Eleições em 5 países que dominam minério e cobre podem virar o jogo para mineradoras

Goldman Sachs alerta para risco político sobre impostos, licenças e exportações que podem mover preços e investimentos

Terras rarasCinco votações nacionais — em países que respondem por cerca de um quarto a quase um terço da oferta global de minério e cobre — entram no radar de mercados e empresas. Para o banco de investimento, mudanças nas regras locais podem transformar projetos lucrativos em ativos mais arriscados, com impacto direto em cadeias globais e preços de commodities.

Por que isso importa agora

Após a entrega de minas ou projetos, as empresas ficam dependentes de decisões políticas: revisão de royalties, exigências ambientais, restrições a exportações e direção da política energética. Em um ambiente já tensionado por choques geopolíticos, cada eleição tem potencial de alterar custos, cronogramas e a atratividade de novos investimentos.

Brasil

O país responde por parcela significativa do minério de ferro embarcado globalmente. A disputa eleitoral acirrada entre os principais candidatos amplia incertezas sobre tributos, fiscalização ambiental e possíveis políticas de proteção a minerais estratégicos.

Uma guinada mais intervencionista pode acelerar propostas de controle sobre exportações de minérios não processados e elevar a pressão por maiores receitas fiscais. Do outro lado, orientações pró-mercado prometem aliviar regras e acelerar licenciamentos. O resultado tem efeito direto sobre grandes ativos nacionais — entre eles, produtores integrados e projetos de minério de ferro que contribuem de forma relevante para o resultado operacional das mineradoras.

Também estão em foco os royalties sobre a extração. A taxa utilizada hoje vem de reformas anteriores, mas o debate sobre sua revisão aparece com força quando a necessidade de arrecadação pública aumenta. Qualquer alteração costuma refletir rápido nas avaliações de projetos e na disposição de investidores estrangeiros.

Peru

Responsável por uma fatia relevante do cobre mundial, o país vive cenário eleitoral que pode inclinar políticas para maior abertura ao capital ou impor limites às concessões minerais.

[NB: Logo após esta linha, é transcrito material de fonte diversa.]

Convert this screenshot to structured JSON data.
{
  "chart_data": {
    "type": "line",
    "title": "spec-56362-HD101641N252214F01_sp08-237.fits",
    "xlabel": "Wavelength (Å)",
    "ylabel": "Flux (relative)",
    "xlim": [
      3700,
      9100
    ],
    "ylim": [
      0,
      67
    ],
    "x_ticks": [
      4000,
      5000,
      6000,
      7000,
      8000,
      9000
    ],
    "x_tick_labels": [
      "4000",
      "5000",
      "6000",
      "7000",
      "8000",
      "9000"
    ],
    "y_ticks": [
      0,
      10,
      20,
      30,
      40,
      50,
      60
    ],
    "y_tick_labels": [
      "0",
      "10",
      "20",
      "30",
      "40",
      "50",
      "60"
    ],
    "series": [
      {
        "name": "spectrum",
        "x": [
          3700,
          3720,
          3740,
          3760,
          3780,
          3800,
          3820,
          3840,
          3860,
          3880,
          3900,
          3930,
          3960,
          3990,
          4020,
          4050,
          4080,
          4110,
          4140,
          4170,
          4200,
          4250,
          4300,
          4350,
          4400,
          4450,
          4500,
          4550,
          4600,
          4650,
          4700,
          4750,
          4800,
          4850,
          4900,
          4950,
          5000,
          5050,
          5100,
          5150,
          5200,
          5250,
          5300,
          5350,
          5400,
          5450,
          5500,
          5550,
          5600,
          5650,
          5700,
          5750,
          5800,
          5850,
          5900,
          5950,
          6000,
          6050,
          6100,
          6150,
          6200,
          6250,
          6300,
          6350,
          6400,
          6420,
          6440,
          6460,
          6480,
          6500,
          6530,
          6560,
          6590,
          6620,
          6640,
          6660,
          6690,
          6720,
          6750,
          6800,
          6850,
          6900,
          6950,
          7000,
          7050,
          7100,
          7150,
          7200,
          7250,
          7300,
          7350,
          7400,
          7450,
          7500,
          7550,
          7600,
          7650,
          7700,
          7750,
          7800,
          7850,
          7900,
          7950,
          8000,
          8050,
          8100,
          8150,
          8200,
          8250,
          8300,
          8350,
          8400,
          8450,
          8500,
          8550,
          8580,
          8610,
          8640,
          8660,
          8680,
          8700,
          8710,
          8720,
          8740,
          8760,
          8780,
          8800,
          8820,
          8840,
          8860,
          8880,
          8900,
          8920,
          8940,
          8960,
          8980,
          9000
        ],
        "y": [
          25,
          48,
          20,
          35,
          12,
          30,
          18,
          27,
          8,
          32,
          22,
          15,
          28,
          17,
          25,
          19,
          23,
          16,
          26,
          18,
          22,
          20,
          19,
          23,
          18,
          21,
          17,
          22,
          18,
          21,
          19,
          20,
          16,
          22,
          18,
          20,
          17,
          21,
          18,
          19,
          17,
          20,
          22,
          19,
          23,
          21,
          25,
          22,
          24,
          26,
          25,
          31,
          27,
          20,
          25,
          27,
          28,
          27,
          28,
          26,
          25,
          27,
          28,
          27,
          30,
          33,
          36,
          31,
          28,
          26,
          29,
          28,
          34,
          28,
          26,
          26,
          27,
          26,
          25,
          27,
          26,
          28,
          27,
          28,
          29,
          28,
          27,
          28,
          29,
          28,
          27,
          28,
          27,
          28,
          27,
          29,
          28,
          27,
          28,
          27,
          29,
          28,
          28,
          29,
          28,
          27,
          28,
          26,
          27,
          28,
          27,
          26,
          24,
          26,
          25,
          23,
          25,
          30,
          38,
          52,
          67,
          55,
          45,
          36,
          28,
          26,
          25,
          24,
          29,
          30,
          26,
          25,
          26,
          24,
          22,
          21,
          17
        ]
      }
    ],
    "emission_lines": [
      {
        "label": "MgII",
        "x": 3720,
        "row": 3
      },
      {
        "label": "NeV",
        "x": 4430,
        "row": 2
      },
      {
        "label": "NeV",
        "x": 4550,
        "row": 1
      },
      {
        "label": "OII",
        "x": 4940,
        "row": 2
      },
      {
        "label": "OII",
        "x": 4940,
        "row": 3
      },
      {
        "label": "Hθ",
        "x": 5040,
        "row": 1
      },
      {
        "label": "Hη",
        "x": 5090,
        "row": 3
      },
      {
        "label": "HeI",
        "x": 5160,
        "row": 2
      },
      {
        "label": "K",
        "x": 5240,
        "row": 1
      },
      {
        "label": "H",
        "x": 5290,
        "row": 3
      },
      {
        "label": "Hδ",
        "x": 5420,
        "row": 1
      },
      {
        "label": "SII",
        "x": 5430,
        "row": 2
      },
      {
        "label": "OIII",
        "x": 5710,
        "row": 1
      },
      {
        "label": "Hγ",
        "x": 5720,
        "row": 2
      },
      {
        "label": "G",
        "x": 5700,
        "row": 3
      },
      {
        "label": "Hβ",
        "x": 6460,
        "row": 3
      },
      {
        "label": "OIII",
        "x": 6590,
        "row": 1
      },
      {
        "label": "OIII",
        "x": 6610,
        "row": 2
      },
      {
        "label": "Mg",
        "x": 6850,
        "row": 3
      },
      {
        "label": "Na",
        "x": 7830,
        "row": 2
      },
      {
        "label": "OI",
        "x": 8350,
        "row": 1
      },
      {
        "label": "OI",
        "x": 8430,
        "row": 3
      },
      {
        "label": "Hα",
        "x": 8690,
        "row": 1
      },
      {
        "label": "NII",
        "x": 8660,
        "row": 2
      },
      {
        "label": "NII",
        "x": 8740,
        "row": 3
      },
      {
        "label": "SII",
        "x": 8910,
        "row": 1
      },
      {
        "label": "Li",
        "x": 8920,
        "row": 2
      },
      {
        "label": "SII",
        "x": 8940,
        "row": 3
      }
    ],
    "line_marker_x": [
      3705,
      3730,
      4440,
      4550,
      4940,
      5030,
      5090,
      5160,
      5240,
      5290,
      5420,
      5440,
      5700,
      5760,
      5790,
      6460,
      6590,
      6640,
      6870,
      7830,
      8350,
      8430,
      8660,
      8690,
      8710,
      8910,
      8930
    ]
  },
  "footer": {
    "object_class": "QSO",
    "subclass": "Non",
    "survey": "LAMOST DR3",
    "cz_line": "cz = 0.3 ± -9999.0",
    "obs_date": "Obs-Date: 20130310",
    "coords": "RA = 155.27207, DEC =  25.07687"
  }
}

Propostas de reduzir prazos de concessões ou de endurecer regras de operação afetam a previsibilidade necessária para grandes investimentos em mineração.

Empresas com operações locais, grandes projetos de cobre e cadeias de suprimento integradas terão de recalibrar planos caso mudanças contratemporais avancem no Congresso.

Zâmbia

Na África, a continuidade de governos vistos como estáveis tende a atrair capital para exploração e processamento. A reeleição de líderes comprometidos com estabilidade econômica reduz o custo de risco para projetos locais, enquanto rupturas políticas elevam o prêmio de risco e encarecem financiamento.

Imagem: Divulgação

Suécia

O eleitorado europeu decidirá também rumos regulatórios críticos para mineração e siderurgia: licenciamento, metas de descarbonização e segurança energética. Reformas nesse eixo influenciam desde a produção de aço até a oferta de metais de alto valor agregado usados em tecnologia limpa.

Estados Unidos

Eleições de meio de mandato podem alterar a agenda comercial e fiscal, além das prioridades em minerais estratégicos. Políticas públicas que privilegiem incentivos industriais ou proteções ao setor mineral mudam o apetite por ativos domésticos e por compras no exterior, com reflexos em preços — inclusive do ouro — no médio prazo.

O pano de fundo geopolítico

Conflitos e tensões internacionais já pressionam custos de energia e logística. Em um cenário onde disputas aumentam a volatilidade de suprimentos, decisões locais sobre investimentos, controles de exportação e parcerias internacionais ganham peso maior na avaliação de risco das empresas do setor.

Quem fica mais exposto

Produtoras com grande operação nos países citados, ativos de ferro e cobre de alta representatividade e empresas integradas na cadeia de aço e metais fundamentais para tecnologia estão entre as mais sensíveis às mudanças. Movimentos sobre royalties, licenças e exportações tendem a provocar ajustes de preço, reprecificação de projetos e revisões estratégicas de investidores.

Fecho

As urnas, mais que um termômetro político, podem redefinir o mapa de riscos e oportunidades do setor mineral. Para empresas, governos e mercados, 2026 promete ser um ano em que decisões locais terão efeitos globais — em contratos, na oferta de insumos e no balanço final de grandes projetos.